Pero tampoco he dejado de volver sobre el recuerdo de la voz rasposa, la seguridad en soltar sentencias y el valor con que Salinas esperó la muerte en 1997.

Ese año llegó a Chimbote en pleno verano, un mes de febrero en que yo trabajaba para el diario La Industria de Chimbote, y no desaproveché la oportunidad de hacerle una entrevista.

Conversamos en el viejo (y ahora inexistente) bar “El Chaval” de la avenida Bolognesi, comimos cebiche en la picantería “Panchito” cercana al viejo estadio Manuel Gómez Arellano, y caminamos más de una vez desde el centro de la ciudad hasta el final del barrio El Progreso, donde se bifurcaban nuestros caminos (él seguía rumbo a La Esperanza, donde vivía su familia en Chimbote, y yo hacia Los Pinos).

Estuvo casi un mes en el puerto, y esa fue la última vez que lo vimos sus amigos chimbotanos, pues Pepe (como lo llamaban sus colegas del grupo Isla Blanca, al cual perteneció) sabía que padecía un cáncer incurable, y regresó valientemente a París, donde –en el mes de setiembre– murió estoicamente y sin deberle nada a la vida.

Antonio Salinas nació en Lima, en 1944, falleció en su insustituible París, donde dejó hijos y, estoy seguro que, libros inéditos. Y digo insustituible porque París fue para él no solo un lugar ideal (como ocurre con casi todo escritor en el mundo), sino el último paradero de su errabunda vida: luego de surcar cuatro de los cinco continentes, se estableció en París en 1974.

“No te puedes imaginar la enorme sensación que se experimenta minutos antes de entrar en una ciudad que nunca has visto en tu vida. Es uno de los placeres más grandes que pueda existir. Una sensación solo comparable a desnudar una mujer nueva”, me dijo con un hermoso brillo en los ojos durante la entrevista que le hice en “El Chaval”.

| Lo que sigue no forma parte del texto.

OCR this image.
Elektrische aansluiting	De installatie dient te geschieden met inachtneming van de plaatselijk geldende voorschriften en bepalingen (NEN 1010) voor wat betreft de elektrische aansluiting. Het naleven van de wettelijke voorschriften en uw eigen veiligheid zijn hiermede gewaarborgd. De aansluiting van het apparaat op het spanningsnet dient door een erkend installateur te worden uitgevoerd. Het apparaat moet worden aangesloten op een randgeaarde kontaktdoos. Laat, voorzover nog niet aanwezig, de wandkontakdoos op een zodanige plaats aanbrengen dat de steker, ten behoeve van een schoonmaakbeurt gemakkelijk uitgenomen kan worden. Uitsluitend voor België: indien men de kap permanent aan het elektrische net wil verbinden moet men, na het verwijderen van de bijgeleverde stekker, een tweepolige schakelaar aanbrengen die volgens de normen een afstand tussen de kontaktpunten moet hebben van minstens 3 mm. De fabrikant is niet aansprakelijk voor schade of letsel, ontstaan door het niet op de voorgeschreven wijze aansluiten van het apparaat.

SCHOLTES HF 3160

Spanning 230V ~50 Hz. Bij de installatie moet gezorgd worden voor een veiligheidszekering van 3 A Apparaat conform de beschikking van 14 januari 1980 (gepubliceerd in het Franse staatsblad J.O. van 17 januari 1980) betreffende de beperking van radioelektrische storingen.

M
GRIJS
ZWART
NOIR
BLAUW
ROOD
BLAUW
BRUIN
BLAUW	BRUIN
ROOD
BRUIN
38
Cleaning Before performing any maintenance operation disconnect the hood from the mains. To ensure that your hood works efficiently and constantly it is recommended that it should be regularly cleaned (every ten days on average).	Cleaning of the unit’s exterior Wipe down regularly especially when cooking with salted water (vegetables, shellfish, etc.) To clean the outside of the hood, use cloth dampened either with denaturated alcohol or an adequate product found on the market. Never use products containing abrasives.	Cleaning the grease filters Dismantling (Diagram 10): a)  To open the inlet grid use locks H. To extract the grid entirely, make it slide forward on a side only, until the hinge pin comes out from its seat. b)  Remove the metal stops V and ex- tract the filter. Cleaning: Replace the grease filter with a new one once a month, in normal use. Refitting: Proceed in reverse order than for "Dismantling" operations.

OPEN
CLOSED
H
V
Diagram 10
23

Mientras que en París, había encontrado la tranquilidad y el material necesarios para escribir, además que la consideraba una ciudad alentadora porque en sus calles se hallaba con Balzac, Baudelaire, Celine y el espíritu de muchos otros artistas y escritores.

Sus restos fueron incinerados en París pero sus cenizas trasladadas a la casa paterna, en Chimbote, donde, según tengo entendido, fueron colocadas en el jardín, al pie de un árbol que le brinda una sombra permanente, según su última voluntad.

El llegar a su casa es un tanto difícil pues no conozco a sus padres personalmente; sin embargo, no tengo ningún problema en invocarlo y conversar con él cuando lo siento necesario.

Ahora que se acaba el año, que uno mira hacia atrás y pone en tela de juicio todo lo hecho (y escrito) en la vida, es cuando más recuerdo y necesito la presencia de Antonio Salinas.

Lo siento aquí, a mi lado, firme y rotundo, esperando alguna pregunta mía, mientras yo aguardo con la correspondida humildad su voz enfática, proverbial, diciéndome por qué es necesario seguir escribiendo aunque para nadie más valga la pena.